Obamacare does include some protections. For many low-income people, the ACA limits how much they’ll have to spend on health care. Individuals with an income at 200 percent of poverty or below won’t pay more than $2,250 out of their pocket annually. If those people get in a major accident or are diagnosed with a serious illness, Obamacare is still going to help protect them from catastrophic medical costs.
2. Some people are going to pay more for coverage under Obamacare than they would pay now.
Conservatives have been harping this point for months now: Some young, relatively affluent, healthy people are going to pay more for insurance under Obamcare than they would have prior to the law. That’s because insurers need to spread the costs of insuring older and sicker people in the pool.
The conservative Manhattan Institute crunched the federal data released Wednesday and concluded that average premium for a 27-year-old man with an individual policy will nearly double under the ACA compared to pre-Obamacare prices.
There are some caveats. For a 27-year-old man making less than 400 percent of the poverty level, the law’s tax credits will go some of the way — though not always all the way — toward offsetting those costs. In addition, the institute’s analysis doesn’t account for the fact that the health insurance offered through Obamacare is much more comprehensive than the existing plans that it used for comparison. Insurers must cover a wide range of medical services, so the consumer is getting more coverage for the increased cost. Plus, there are the aforementioned limits on how much lower-income people can ultimately be asked to pay out of pocket each year.

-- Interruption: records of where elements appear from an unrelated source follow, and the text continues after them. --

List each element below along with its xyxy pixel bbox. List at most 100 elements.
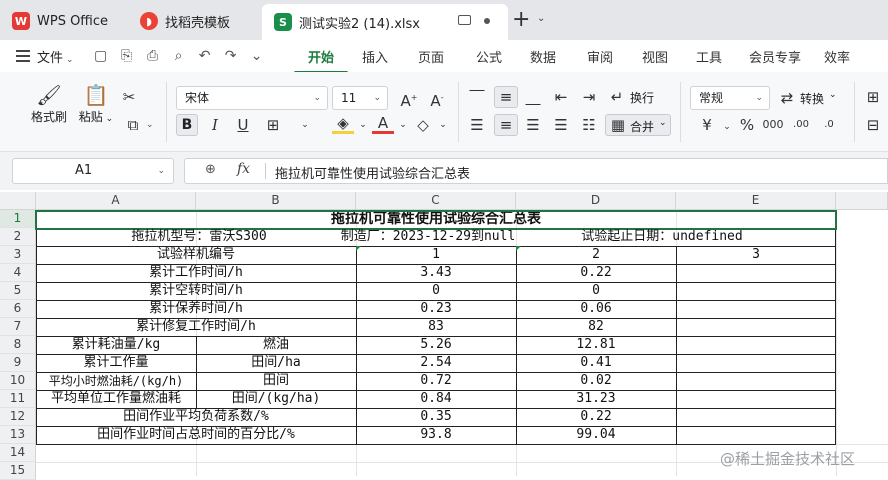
cell-row6-d[interactable]: 0.06: [516, 300, 676, 318]
cell-row8-d[interactable]: 12.81: [516, 336, 676, 354]
format-painter-button[interactable]: 🖌 格式刷: [28, 82, 70, 125]
row-header-5[interactable]: 5: [0, 282, 36, 300]
font-color-icon[interactable]: A: [372, 112, 394, 134]
italic-button[interactable]: I: [204, 114, 226, 136]
cell-row4-label[interactable]: 累计工作时间/h: [36, 264, 356, 282]
cell-row10-c[interactable]: 0.72: [356, 372, 516, 390]
row-header-6[interactable]: 6: [0, 300, 36, 318]
convert-button[interactable]: 转换: [800, 90, 824, 107]
function-fx-icon[interactable]: fx: [237, 161, 250, 177]
save-icon[interactable]: ▢: [88, 48, 114, 64]
row-header-8[interactable]: 8: [0, 336, 36, 354]
cell-row12-d[interactable]: 0.22: [516, 408, 676, 426]
fill-icon[interactable]: ⊟: [862, 114, 884, 136]
font-name-select[interactable]: 宋体 ⌄: [176, 86, 328, 110]
tab-start[interactable]: 开始: [290, 47, 352, 74]
file-menu[interactable]: 文件 ⌄: [37, 47, 74, 66]
cell-row9-b[interactable]: 田间/ha: [196, 354, 356, 372]
row-header-15[interactable]: 15: [0, 462, 36, 480]
tab-view[interactable]: 视图: [628, 47, 682, 66]
border-icon[interactable]: ⊞: [262, 114, 284, 136]
cell-row4-d[interactable]: 0.22: [516, 264, 676, 282]
row-col-icon[interactable]: ⊞: [862, 86, 884, 108]
currency-icon[interactable]: ¥: [696, 114, 718, 136]
align-top-icon[interactable]: ⎺: [466, 86, 488, 108]
screen-icon[interactable]: [458, 15, 471, 25]
print-preview-icon[interactable]: ⌕: [166, 48, 192, 64]
cut-icon[interactable]: ✂: [118, 86, 140, 108]
cell-row2-manufacturer[interactable]: 制造厂：2023-12-29到null: [312, 228, 544, 246]
cell-row5-label[interactable]: 累计空转时间/h: [36, 282, 356, 300]
row-header-12[interactable]: 12: [0, 408, 36, 426]
formula-input[interactable]: ⊕ fx 拖拉机可靠性使用试验综合汇总表: [184, 158, 888, 184]
cell-row11-a[interactable]: 平均单位工作量燃油耗: [36, 390, 196, 408]
indent-decrease-icon[interactable]: ⇤: [550, 86, 572, 108]
export-icon[interactable]: ⎘: [114, 48, 140, 64]
indent-increase-icon[interactable]: ⇥: [578, 86, 600, 108]
cell-row13-label[interactable]: 田间作业时间占总时间的百分比/%: [36, 426, 356, 444]
print-icon[interactable]: ⎙: [140, 48, 166, 64]
paste-button[interactable]: 📋 粘贴 ⌄: [76, 82, 116, 125]
cell-row8-a[interactable]: 累计耗油量/kg: [36, 336, 196, 354]
cell-row2-dates[interactable]: 试验起止日期：undefined: [544, 228, 780, 246]
row-header-11[interactable]: 11: [0, 390, 36, 408]
cell-row13-c[interactable]: 93.8: [356, 426, 516, 444]
merge-button[interactable]: 合并: [630, 118, 654, 135]
cell-row5-d[interactable]: 0: [516, 282, 676, 300]
cell-row10-d[interactable]: 0.02: [516, 372, 676, 390]
align-left-icon[interactable]: ☰: [466, 114, 488, 136]
zoom-icon[interactable]: ⊕: [205, 162, 216, 177]
increase-decimal-icon[interactable]: .00: [790, 114, 812, 136]
tab-data[interactable]: 数据: [514, 47, 572, 66]
align-right-icon[interactable]: ☰: [522, 114, 544, 136]
cell-row12-c[interactable]: 0.35: [356, 408, 516, 426]
select-all-corner[interactable]: [0, 192, 36, 210]
convert-chevron-icon[interactable]: ⌄: [829, 90, 837, 100]
row-header-9[interactable]: 9: [0, 354, 36, 372]
tab-daoke-templates[interactable]: ◗ 找稻壳模板: [128, 6, 258, 36]
tab-list-chevron-icon[interactable]: ⌄: [537, 13, 545, 24]
copy-chevron-icon[interactable]: ⌄: [146, 120, 154, 130]
percent-icon[interactable]: %: [736, 114, 758, 136]
eraser-chevron-icon[interactable]: ⌄: [432, 114, 454, 136]
merge-chevron-icon[interactable]: ⌄: [659, 118, 667, 128]
more-chevron-icon[interactable]: ⌄: [244, 48, 270, 64]
column-header-d[interactable]: D: [516, 192, 676, 210]
undo-icon[interactable]: ↶: [192, 48, 218, 64]
cell-row6-label[interactable]: 累计保养时间/h: [36, 300, 356, 318]
cell-row6-c[interactable]: 0.23: [356, 300, 516, 318]
tab-formula[interactable]: 公式: [464, 47, 514, 66]
fill-color-icon[interactable]: ◈: [332, 112, 354, 134]
align-bottom-icon[interactable]: ⎽: [522, 86, 544, 108]
convert-icon[interactable]: ⇄: [776, 87, 798, 109]
new-tab-plus-icon[interactable]: +: [512, 8, 530, 32]
column-header-c[interactable]: C: [356, 192, 516, 210]
increase-font-icon[interactable]: A+: [398, 87, 420, 110]
spreadsheet-grid[interactable]: A B C D E 1 2 3 4 5 6 7 8 9 10 11 12 13 …: [0, 192, 888, 480]
cell-row7-c[interactable]: 83: [356, 318, 516, 336]
cell-row11-c[interactable]: 0.84: [356, 390, 516, 408]
cell-row9-c[interactable]: 2.54: [356, 354, 516, 372]
tab-review[interactable]: 审阅: [572, 47, 628, 66]
cell-row3-label[interactable]: 试验样机编号: [36, 246, 356, 264]
tab-wps-office[interactable]: W WPS Office: [0, 6, 124, 36]
decrease-font-icon[interactable]: A-: [426, 87, 448, 110]
cell-row13-d[interactable]: 99.04: [516, 426, 676, 444]
eraser-icon[interactable]: ◇: [412, 114, 434, 136]
wrap-icon[interactable]: ↵: [606, 86, 628, 108]
cell-row7-label[interactable]: 累计修复工作时间/h: [36, 318, 356, 336]
decrease-decimal-icon[interactable]: .0: [818, 114, 840, 136]
font-size-select[interactable]: 11 ⌄: [332, 86, 388, 110]
cell-row9-d[interactable]: 0.41: [516, 354, 676, 372]
tab-insert[interactable]: 插入: [352, 47, 398, 66]
tab-page[interactable]: 页面: [398, 47, 464, 66]
tab-efficiency[interactable]: 效率: [814, 47, 860, 66]
cell-row4-c[interactable]: 3.43: [356, 264, 516, 282]
border-chevron-icon[interactable]: ⌄: [294, 114, 316, 136]
cell-row3-c[interactable]: 1: [356, 246, 516, 264]
tab-member[interactable]: 会员专享: [736, 47, 814, 66]
row-header-10[interactable]: 10: [0, 372, 36, 390]
cell-row12-label[interactable]: 田间作业平均负荷系数/%: [36, 408, 356, 426]
cell-row3-e[interactable]: 3: [676, 246, 836, 264]
cell-row11-b[interactable]: 田间/(kg/ha): [196, 390, 356, 408]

Tim Jost, a Washington and Lee University professor and Obamacare advocate, observed in Health Affairs Wednesday that insurance under the ACA will offer “bankruptcy protection” to young people who are paying more for coverage in a way that insurance before the ACA didn’t.
3. Your premium experience will depend a lot on where you live.
For a small subsection of the population — uninsured but with too high of an income to qualify for any federal help buying insurance — their geographical location will be a significant factor in how affordable ACA coverage is for them.
The average silver-level plan premium for a 25-year-old ranges from $342 a month in Wyoming to $161 in Tennessee. For a family of four, the disparity is huge: from $1,237, again in Wyoming, to $584, again in Tennessee. Experts say a variety of factors — from geographical variations in health care costs to the number of insurance carriers selling in the market — contributes to that difference across states.